It may be a nod to Dos Equis beer, one of the trio's favorite brews.

Or it might signify the 30 years "that little ol' band from Texas" has been together. "We're allowing that confusion to remain," Gibbons says of the mysterious and ambiguous title. "The truth is, nobody quite knows what the expected meaning was to be."

Suffice to say that whatever you call it, X X X is the latest offering from a band that doesn't have to explain itself -- but, rather, has done just that through three decades of varied and adventurous music making, a far more ambitious path than you'd ever expect from a guitar, bass and drums trio.

What IS ZZ Top? It's blues and rock. Texas and Memphis. Grit and grins. Cheap sunglasses and sharp-dressed men. Gorgeous women and fast cars -- or is that gorgeous cars and fast... well, you get the idea. But inside it all is a sound and an attitude that's sold millions of records, a combination of Gibbons' pesos-plucked guitar, Hill's rumbling bass and beardless Beard's deceptively sly rhythms.

"I guess we could attempt singing all sorts of styles of music," Gibbons notes, "but nothing really gets too far away from being identifiable as 'Oh, there's ZZ Top. There's some elements that remain that make it identifiable as 'those three bearded boys."

Those elements are there in abundance on X X X, which has all the winking humor and musical gutsiness of its 12 predecessors. Originally conceived as a live album, X X X combines eight new studio tracks with four live selections, a blend that worked so well on 1975's "Fandango!" The concert tracks come from unannounced surprise club shows around the country. The studio tracks, meanwhile, were cut mostly in the trio's natural progression following the back-to-basics exercise of 1996's "Rhythmeen."

"I thought that 'Rhythmeen' really re-established to the fans who were curious if ZZ Top still has a piece of that just pure trio left," Gibbons explains. " (X X X) is perhaps a little more accurate to the tradition of what ZZ Top has done on most of the other records, and that's pushed and pulled at whatever might add to a sound.
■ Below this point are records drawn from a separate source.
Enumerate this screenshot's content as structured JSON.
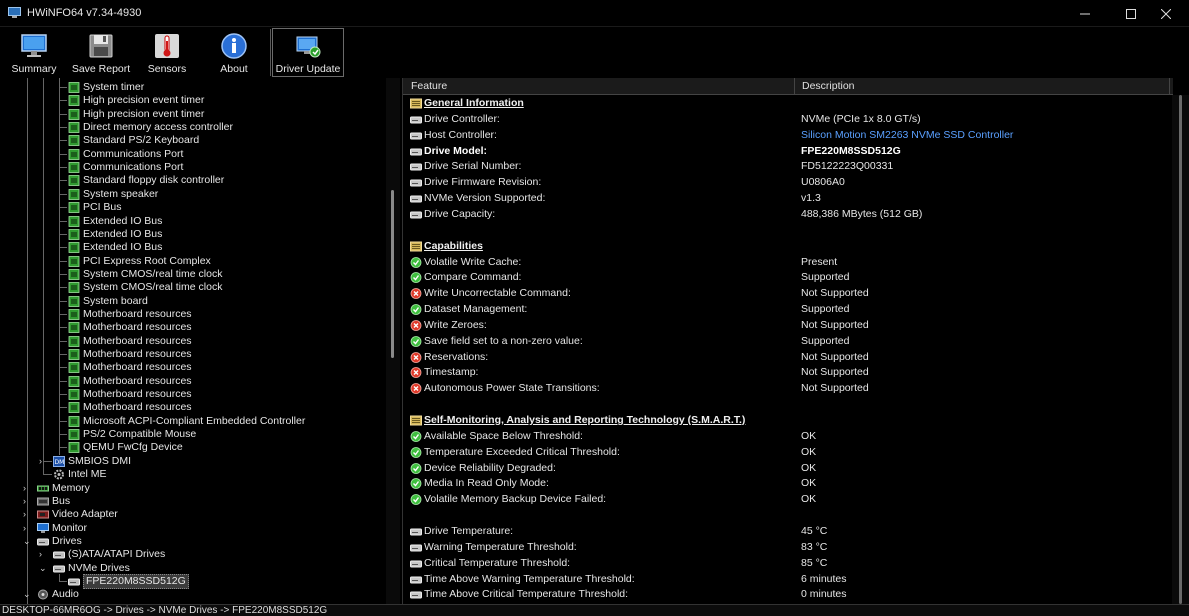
{
  "window": {
    "title": "HWiNFO64 v7.34-4930"
  },
  "toolbar": {
    "buttons": [
      {
        "label": "Summary",
        "icon": "monitor-icon"
      },
      {
        "label": "Save Report",
        "icon": "floppy-disk-icon"
      },
      {
        "label": "Sensors",
        "icon": "thermometer-icon"
      },
      {
        "label": "About",
        "icon": "info-icon"
      },
      {
        "label": "Driver Update",
        "icon": "driver-update-icon"
      }
    ]
  },
  "tree": {
    "device_items": [
      "System timer",
      "High precision event timer",
      "High precision event timer",
      "Direct memory access controller",
      "Standard PS/2 Keyboard",
      "Communications Port",
      "Communications Port",
      "Standard floppy disk controller",
      "System speaker",
      "PCI Bus",
      "Extended IO Bus",
      "Extended IO Bus",
      "Extended IO Bus",
      "PCI Express Root Complex",
      "System CMOS/real time clock",
      "System CMOS/real time clock",
      "System board",
      "Motherboard resources",
      "Motherboard resources",
      "Motherboard resources",
      "Motherboard resources",
      "Motherboard resources",
      "Motherboard resources",
      "Motherboard resources",
      "Motherboard resources",
      "Microsoft ACPI-Compliant Embedded Controller",
      "PS/2 Compatible Mouse",
      "QEMU FwCfg Device"
    ],
    "smbios": "SMBIOS DMI",
    "intel_me": "Intel ME",
    "categories": [
      "Memory",
      "Bus",
      "Video Adapter",
      "Monitor",
      "Drives"
    ],
    "drives_children": [
      "(S)ATA/ATAPI Drives",
      "NVMe Drives"
    ],
    "selected_drive": "FPE220M8SSD512G",
    "audio": "Audio"
  },
  "table": {
    "col_feature": "Feature",
    "col_description": "Description",
    "sections": {
      "general": "General Information",
      "capabilities": "Capabilities",
      "smart": "Self-Monitoring, Analysis and Reporting Technology (S.M.A.R.T.)"
    },
    "general_rows": [
      {
        "feature": "Drive Controller:",
        "desc": "NVMe (PCIe 1x 8.0 GT/s)"
      },
      {
        "feature": "Host Controller:",
        "desc": "Silicon Motion SM2263 NVMe SSD Controller"
      },
      {
        "feature": "Drive Model:",
        "desc": "FPE220M8SSD512G"
      },
      {
        "feature": "Drive Serial Number:",
        "desc": "FD5122223Q00331"
      },
      {
        "feature": "Drive Firmware Revision:",
        "desc": "U0806A0"
      },
      {
        "feature": "NVMe Version Supported:",
        "desc": "v1.3"
      },
      {
        "feature": "Drive Capacity:",
        "desc": "488,386 MBytes (512 GB)"
      }
    ],
    "capability_rows": [
      {
        "feature": "Volatile Write Cache:",
        "desc": "Present",
        "status": "ok"
      },
      {
        "feature": "Compare Command:",
        "desc": "Supported",
        "status": "ok"
      },
      {
        "feature": "Write Uncorrectable Command:",
        "desc": "Not Supported",
        "status": "no"
      },
      {
        "feature": "Dataset Management:",
        "desc": "Supported",
        "status": "ok"
      },
      {
        "feature": "Write Zeroes:",
        "desc": "Not Supported",
        "status": "no"
      },
      {
        "feature": "Save field set to a non-zero value:",
        "desc": "Supported",
        "status": "ok"
      },
      {
        "feature": "Reservations:",
        "desc": "Not Supported",
        "status": "no"
      },
      {
        "feature": "Timestamp:",
        "desc": "Not Supported",
        "status": "no"
      },
      {
        "feature": "Autonomous Power State Transitions:",
        "desc": "Not Supported",
        "status": "no"
      }
    ],
    "smart_rows": [
      {
        "feature": "Available Space Below Threshold:",
        "desc": "OK"
      },
      {
        "feature": "Temperature Exceeded Critical Threshold:",
        "desc": "OK"
      },
      {
        "feature": "Device Reliability Degraded:",
        "desc": "OK"
      },
      {
        "feature": "Media In Read Only Mode:",
        "desc": "OK"
      },
      {
        "feature": "Volatile Memory Backup Device Failed:",
        "desc": "OK"
      }
    ],
    "temp_rows": [
      {
        "feature": "Drive Temperature:",
        "desc": "45 °C"
      },
      {
        "feature": "Warning Temperature Threshold:",
        "desc": "83 °C"
      },
      {
        "feature": "Critical Temperature Threshold:",
        "desc": "85 °C"
      },
      {
        "feature": "Time Above Warning Temperature Threshold:",
        "desc": "6 minutes"
      },
      {
        "feature": "Time Above Critical Temperature Threshold:",
        "desc": "0 minutes"
      }
    ]
  },
  "status": {
    "text": "DESKTOP-66MR6OG -> Drives -> NVMe Drives -> FPE220M8SSD512G"
  },
  "colors": {
    "link": "#5aa0ff",
    "ok": "#3fbf3f",
    "error": "#e03a2a"
  }
}
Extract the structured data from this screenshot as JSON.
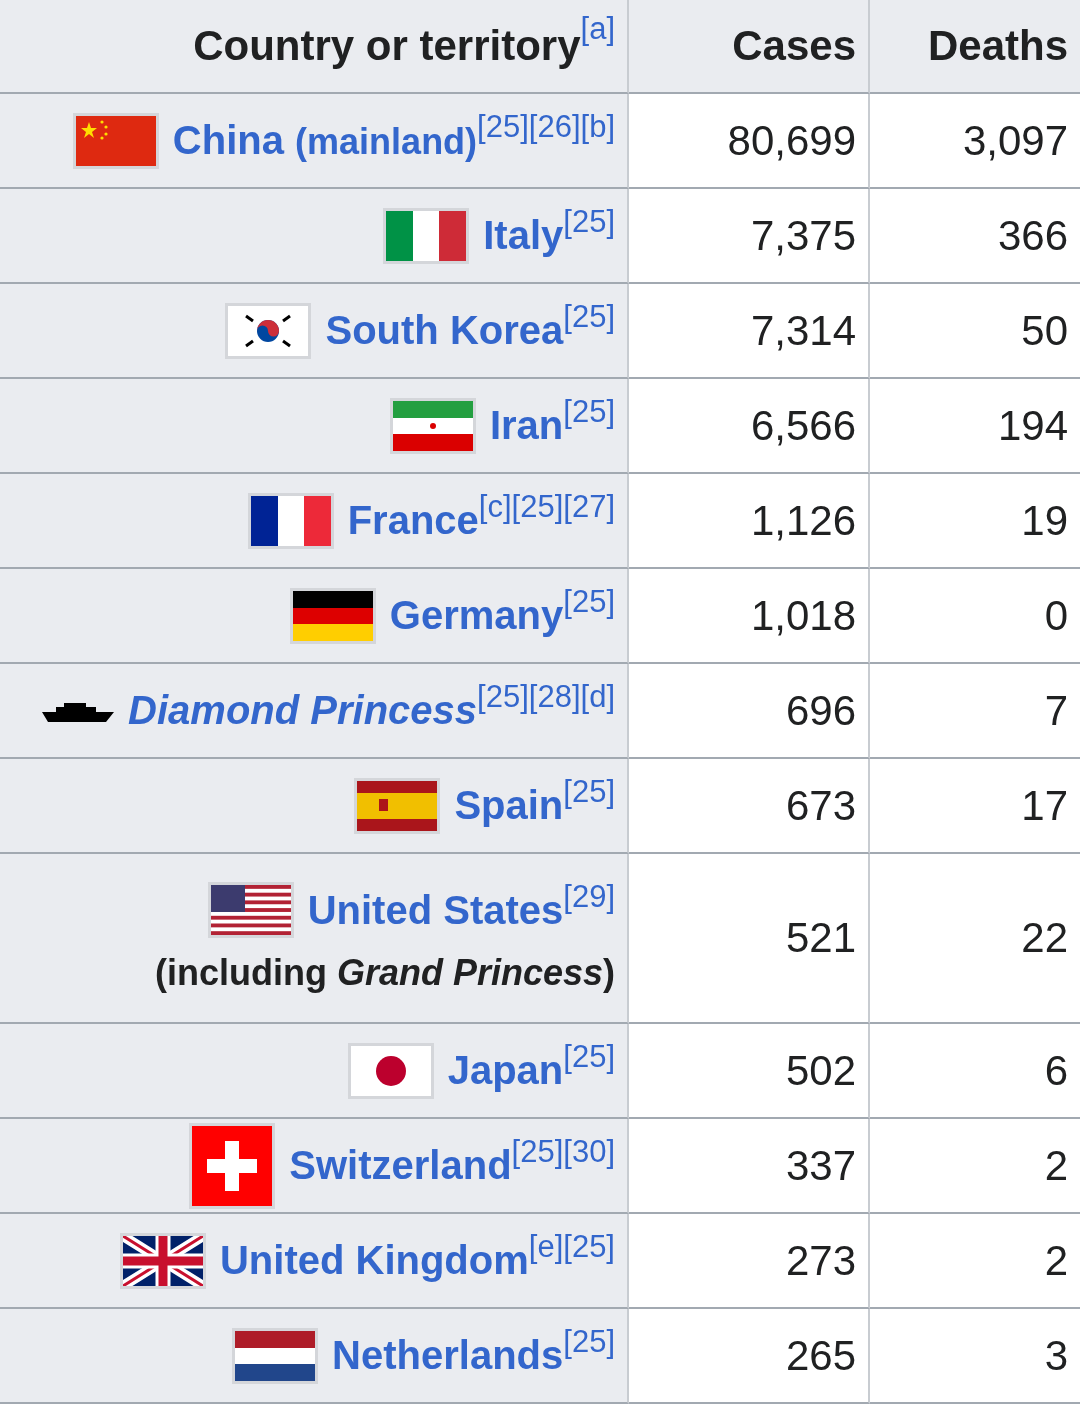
{
  "table": {
    "columns": [
      {
        "label": "Country or territory",
        "refs": "[a]"
      },
      {
        "label": "Cases"
      },
      {
        "label": "Deaths"
      }
    ],
    "rows": [
      {
        "kind": "china",
        "name": "China",
        "suffix": "(mainland)",
        "refs": "[25][26][b]",
        "cases": "80,699",
        "deaths": "3,097"
      },
      {
        "kind": "italy",
        "name": "Italy",
        "refs": "[25]",
        "cases": "7,375",
        "deaths": "366"
      },
      {
        "kind": "south_korea",
        "name": "South Korea",
        "refs": "[25]",
        "cases": "7,314",
        "deaths": "50"
      },
      {
        "kind": "iran",
        "name": "Iran",
        "refs": "[25]",
        "cases": "6,566",
        "deaths": "194"
      },
      {
        "kind": "france",
        "name": "France",
        "refs": "[c][25][27]",
        "cases": "1,126",
        "deaths": "19"
      },
      {
        "kind": "germany",
        "name": "Germany",
        "refs": "[25]",
        "cases": "1,018",
        "deaths": "0"
      },
      {
        "kind": "ship",
        "name": "Diamond Princess",
        "italic": true,
        "refs": "[25][28][d]",
        "cases": "696",
        "deaths": "7"
      },
      {
        "kind": "spain",
        "name": "Spain",
        "refs": "[25]",
        "cases": "673",
        "deaths": "17"
      },
      {
        "kind": "usa",
        "name": "United States",
        "refs": "[29]",
        "note": "(including *Grand Princess*)",
        "cases": "521",
        "deaths": "22"
      },
      {
        "kind": "japan",
        "name": "Japan",
        "refs": "[25]",
        "cases": "502",
        "deaths": "6"
      },
      {
        "kind": "switzerland",
        "name": "Switzerland",
        "refs": "[25][30]",
        "cases": "337",
        "deaths": "2"
      },
      {
        "kind": "uk",
        "name": "United Kingdom",
        "refs": "[e][25]",
        "cases": "273",
        "deaths": "2"
      },
      {
        "kind": "netherlands",
        "name": "Netherlands",
        "refs": "[25]",
        "cases": "265",
        "deaths": "3"
      }
    ]
  }
}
There's drum loops and even some synthesizer parts show up -- things that we haven't done in awhile but are nonetheless valid and legitimate studio exercises."

Of course, like most ZZ Top albums, X X X is not to be picked apart and analyzed. Rather, it's to be consumed and enjoyed as a piece, from the sizzling licks of "Poke Chop Sandwich" -- an homage of sorts to blues great Lightnin' Hopkins and his drummer Spider, who kept a pork chop sandwich on his kit -- to the barroom blitz of "Fearless Boogie," the hubba-hubba grind of "36-22-36," the psychedelic overtones of "Trippin' " and the sonic odyssey of "Dreadmonboogaloo," a salute to nocturnal DJ Art "Senor Saucer" Bell, whose radio program often escorted the Top boys home from sessions in the wee hours shortly before dawn.

On the live side, we have "Sinpusher," a variation of the "Antenna" album's "Pincushion" because "one night we played it and forgot the words, and we liked this one better," Gibbons says. We're also graced with the Hill-sung blues take of "(Let Me Be Your) Teddy Bear" -- complete with a "lost" verse. And those listening closely to "Hey Mr. Millionaire" can hear a rare vocal performance by guitar great Jeff Beck, a ZZ buddy who hunkered down with Gibbons in a Dallas hotel to rekindle the spirit of mutual favorite Robert Johnson.

All told, X X X shows ZZ Top is entering its fourth decade in fine form, another stunning accomplishment to join the list that includes -- in no particular order -- the now historic Worldwide Texas Tour, countless gold and platinum albums, a new RIAA Diamond Award for selling more than 10 million copies of the "Eliminator" album, MTV Video Music Awards, a halftime performance at Super Bowl XXXI, honors from seemingly every politician in Texas (free chicken dinners, folks...) and, perhaps most importantly, the group's heartfelt patronage of the Delta Blues Museum in Clarksdale, Miss.

And the best news is that there's no sign -- praise the lord -- of stopping any time soon.

"We still enjoy playing together," Gibbons says. "And as a band, that means a lot, if not everything, in this unified pursuit of the collective unknown. I don't know of anything that we have more fun doing. In fact, we've been in this band longer than marriage, longer than school, longer than anything we've ever done. And it doesn't seem like 30 years, either."